# Plant Problem - String Algae?



## SpecialEffect (Aug 7, 2009)

Hmm, i finally realized what was growing on my plants ( been busy with work ) Saw this all yesterday did a nice water change, gravel vac, and then added more sand to my aquarium because LOTs of roots started popping out of my old sand depth heh.

Heres a picture,


----------



## maknwar (Jul 16, 2007)

Thats Black brush algae(bba). Caused mainly due to lack of co2. What kind of lights you run? I would suggest adding seachem excel regularly.


----------



## SpecialEffect (Aug 7, 2009)

maknwar said:


> Thats Black brush algae(bba). Caused mainly due to lack of co2. What kind of lights you run? I would suggest adding seachem excel regularly.


48 gallon aquarium, 24W, 22" (i think)

Could it also be lack of co2 because of the amount of plant's i got?


----------



## maknwar (Jul 16, 2007)

If its heavily planted, yes. Excel will turn it pink and then it will go away.

It looks like your plants are healthy so nutrients arent the problem, and your lighting is fine. Co2 is the only thing that it could be. I was in the same situation with my 125g and excel cleared up my bba quickly and made my plants grow faster too. Get ready to trim more often.


----------



## SpecialEffect (Aug 7, 2009)

IS it cheaper to just buy a co2 kit, or just use excel regularly?


----------



## maknwar (Jul 16, 2007)

long run, co2. short run, excel. You dont really need to spend the money to get co2 because your lighting is low and your plants are doing fine without it.


----------



## balluupnetme (Oct 23, 2006)

I have black brush algae except it's on my driftwood, would I need excel ?


----------



## maknwar (Jul 16, 2007)

balluupnetme said:


> I have black brush algae except it's on my driftwood, would I need excel ?

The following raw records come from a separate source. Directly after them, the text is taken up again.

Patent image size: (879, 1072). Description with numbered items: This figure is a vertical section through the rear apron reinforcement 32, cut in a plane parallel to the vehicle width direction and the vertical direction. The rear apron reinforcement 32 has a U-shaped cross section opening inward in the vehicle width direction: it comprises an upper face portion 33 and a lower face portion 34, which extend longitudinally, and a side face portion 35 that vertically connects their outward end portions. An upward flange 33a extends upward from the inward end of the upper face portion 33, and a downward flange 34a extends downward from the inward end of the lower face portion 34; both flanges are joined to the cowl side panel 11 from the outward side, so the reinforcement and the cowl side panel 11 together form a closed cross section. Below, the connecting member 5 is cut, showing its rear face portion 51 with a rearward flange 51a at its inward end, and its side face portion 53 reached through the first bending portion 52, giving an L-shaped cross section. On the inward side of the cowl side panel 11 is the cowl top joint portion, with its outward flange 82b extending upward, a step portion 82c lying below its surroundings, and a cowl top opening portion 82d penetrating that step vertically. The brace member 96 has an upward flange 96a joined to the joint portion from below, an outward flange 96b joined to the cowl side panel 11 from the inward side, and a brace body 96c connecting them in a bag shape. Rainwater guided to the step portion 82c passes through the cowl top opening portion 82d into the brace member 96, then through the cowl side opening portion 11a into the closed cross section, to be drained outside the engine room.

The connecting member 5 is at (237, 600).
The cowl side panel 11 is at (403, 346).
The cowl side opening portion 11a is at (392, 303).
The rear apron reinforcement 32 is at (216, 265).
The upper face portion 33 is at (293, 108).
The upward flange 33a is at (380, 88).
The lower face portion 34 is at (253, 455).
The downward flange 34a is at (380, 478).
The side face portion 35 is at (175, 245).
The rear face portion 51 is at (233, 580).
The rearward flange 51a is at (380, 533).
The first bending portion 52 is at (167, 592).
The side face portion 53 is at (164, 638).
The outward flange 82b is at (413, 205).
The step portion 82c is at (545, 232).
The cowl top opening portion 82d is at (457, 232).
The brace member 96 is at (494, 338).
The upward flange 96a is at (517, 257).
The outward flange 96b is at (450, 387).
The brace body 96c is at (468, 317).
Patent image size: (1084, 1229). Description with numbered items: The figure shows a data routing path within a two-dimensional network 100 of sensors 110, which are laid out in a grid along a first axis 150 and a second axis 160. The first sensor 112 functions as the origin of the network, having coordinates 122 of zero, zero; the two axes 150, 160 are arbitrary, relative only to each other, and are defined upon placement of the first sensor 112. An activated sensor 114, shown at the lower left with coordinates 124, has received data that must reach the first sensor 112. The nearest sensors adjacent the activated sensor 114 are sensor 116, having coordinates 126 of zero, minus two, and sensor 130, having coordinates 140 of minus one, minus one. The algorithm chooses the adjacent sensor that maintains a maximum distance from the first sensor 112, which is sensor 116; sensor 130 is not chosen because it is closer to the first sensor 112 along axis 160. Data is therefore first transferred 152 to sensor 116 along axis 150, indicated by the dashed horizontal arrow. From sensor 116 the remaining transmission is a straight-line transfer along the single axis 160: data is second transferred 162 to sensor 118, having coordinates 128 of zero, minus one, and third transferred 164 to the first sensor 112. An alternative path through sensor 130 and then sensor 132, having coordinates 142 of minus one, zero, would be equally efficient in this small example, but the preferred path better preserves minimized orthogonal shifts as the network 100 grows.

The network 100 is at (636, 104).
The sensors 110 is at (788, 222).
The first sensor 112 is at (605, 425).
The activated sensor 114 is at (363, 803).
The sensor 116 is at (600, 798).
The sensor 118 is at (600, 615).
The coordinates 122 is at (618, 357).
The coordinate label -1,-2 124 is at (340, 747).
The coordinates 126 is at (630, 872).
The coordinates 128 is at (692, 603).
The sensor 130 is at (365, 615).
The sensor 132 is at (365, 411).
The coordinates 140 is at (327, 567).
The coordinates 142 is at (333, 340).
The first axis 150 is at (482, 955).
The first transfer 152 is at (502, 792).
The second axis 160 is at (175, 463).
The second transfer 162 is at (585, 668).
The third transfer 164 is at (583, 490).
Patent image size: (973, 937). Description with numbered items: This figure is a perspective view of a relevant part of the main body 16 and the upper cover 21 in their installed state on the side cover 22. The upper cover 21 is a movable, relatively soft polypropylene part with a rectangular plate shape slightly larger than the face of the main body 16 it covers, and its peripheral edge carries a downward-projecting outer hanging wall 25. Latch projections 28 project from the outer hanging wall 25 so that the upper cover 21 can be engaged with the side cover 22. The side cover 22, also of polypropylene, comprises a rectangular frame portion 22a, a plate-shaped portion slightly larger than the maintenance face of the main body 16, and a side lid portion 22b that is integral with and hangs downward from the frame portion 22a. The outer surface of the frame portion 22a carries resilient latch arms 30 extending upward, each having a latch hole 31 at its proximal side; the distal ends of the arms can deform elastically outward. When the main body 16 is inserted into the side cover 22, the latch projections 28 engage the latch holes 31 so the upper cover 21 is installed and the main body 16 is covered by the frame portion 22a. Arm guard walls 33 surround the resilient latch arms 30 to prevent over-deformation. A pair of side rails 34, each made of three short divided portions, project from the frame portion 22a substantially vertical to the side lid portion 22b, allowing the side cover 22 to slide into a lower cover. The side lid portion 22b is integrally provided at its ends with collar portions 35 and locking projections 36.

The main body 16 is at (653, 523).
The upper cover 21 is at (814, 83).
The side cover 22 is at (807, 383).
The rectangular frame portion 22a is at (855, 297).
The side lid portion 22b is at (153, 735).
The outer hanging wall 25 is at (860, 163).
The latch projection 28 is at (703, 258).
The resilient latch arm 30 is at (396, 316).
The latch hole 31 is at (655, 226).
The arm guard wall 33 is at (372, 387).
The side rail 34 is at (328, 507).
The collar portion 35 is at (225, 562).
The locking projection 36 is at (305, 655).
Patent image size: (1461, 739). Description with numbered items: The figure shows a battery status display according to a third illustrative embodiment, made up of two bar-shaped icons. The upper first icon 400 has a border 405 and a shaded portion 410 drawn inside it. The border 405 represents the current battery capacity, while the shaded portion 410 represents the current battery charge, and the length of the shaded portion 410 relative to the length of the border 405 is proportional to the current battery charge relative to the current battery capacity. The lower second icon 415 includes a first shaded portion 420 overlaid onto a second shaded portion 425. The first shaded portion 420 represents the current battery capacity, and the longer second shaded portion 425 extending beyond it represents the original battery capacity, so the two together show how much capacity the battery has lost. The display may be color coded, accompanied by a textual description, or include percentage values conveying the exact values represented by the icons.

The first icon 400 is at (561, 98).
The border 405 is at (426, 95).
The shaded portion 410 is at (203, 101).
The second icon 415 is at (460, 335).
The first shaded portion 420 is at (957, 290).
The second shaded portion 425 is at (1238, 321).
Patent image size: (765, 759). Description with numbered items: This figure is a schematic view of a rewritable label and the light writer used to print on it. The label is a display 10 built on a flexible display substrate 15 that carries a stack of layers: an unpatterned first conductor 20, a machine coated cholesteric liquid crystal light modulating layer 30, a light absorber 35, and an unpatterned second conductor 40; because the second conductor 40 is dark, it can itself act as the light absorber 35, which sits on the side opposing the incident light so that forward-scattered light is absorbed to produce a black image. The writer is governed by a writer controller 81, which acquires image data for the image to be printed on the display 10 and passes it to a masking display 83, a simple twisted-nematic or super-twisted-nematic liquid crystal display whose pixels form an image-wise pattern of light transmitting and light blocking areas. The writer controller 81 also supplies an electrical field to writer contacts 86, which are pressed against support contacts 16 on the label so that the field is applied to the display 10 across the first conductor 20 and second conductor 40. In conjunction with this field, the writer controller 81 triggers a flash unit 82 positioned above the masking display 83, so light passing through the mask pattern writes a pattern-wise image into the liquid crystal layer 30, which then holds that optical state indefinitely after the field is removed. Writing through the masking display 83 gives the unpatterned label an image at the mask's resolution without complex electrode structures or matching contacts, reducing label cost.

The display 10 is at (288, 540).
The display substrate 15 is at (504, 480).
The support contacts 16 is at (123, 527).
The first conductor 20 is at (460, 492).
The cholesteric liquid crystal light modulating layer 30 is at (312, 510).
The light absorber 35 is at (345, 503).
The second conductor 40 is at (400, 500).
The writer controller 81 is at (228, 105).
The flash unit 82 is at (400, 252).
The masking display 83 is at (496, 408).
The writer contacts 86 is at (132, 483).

Wouldnt hurt anything. Do you have plants?


----------



## balluupnetme (Oct 23, 2006)

maknwar said:


> I have black brush algae except it's on my driftwood, would I need excel ?


Wouldnt hurt anything. Do you have plants?
[/quote]

I have 3 pieces of driftwood, 3 anubias barteri on each, 2 of the driftwood have black brush algae


----------



## maknwar (Jul 16, 2007)

Add some and it should go away.


----------



## balluupnetme (Oct 23, 2006)

maknwar said:


> Add some and it should go away.


Thanks for the advice


----------



## balluupnetme (Oct 23, 2006)

But would the ph drop ?


----------



## maknwar (Jul 16, 2007)

Excel doesnt effect anything chemistry wise. If you pump real co2 into the tank the ph changes but that really doesnt count either for reasons i dont want to go into right now. I can recommend some good articles online about excel if you want.


----------



## balluupnetme (Oct 23, 2006)

It's cool thanks again


----------



## SpecialEffect (Aug 7, 2009)

Well, i just started dosing excel... It says to do it daily, however i believe im going to do it every 2 days since all i got is 100ml bottle heh

Thanks for the help, i hope the things go away!!


----------



## maknwar (Jul 16, 2007)

Keep us updated.


----------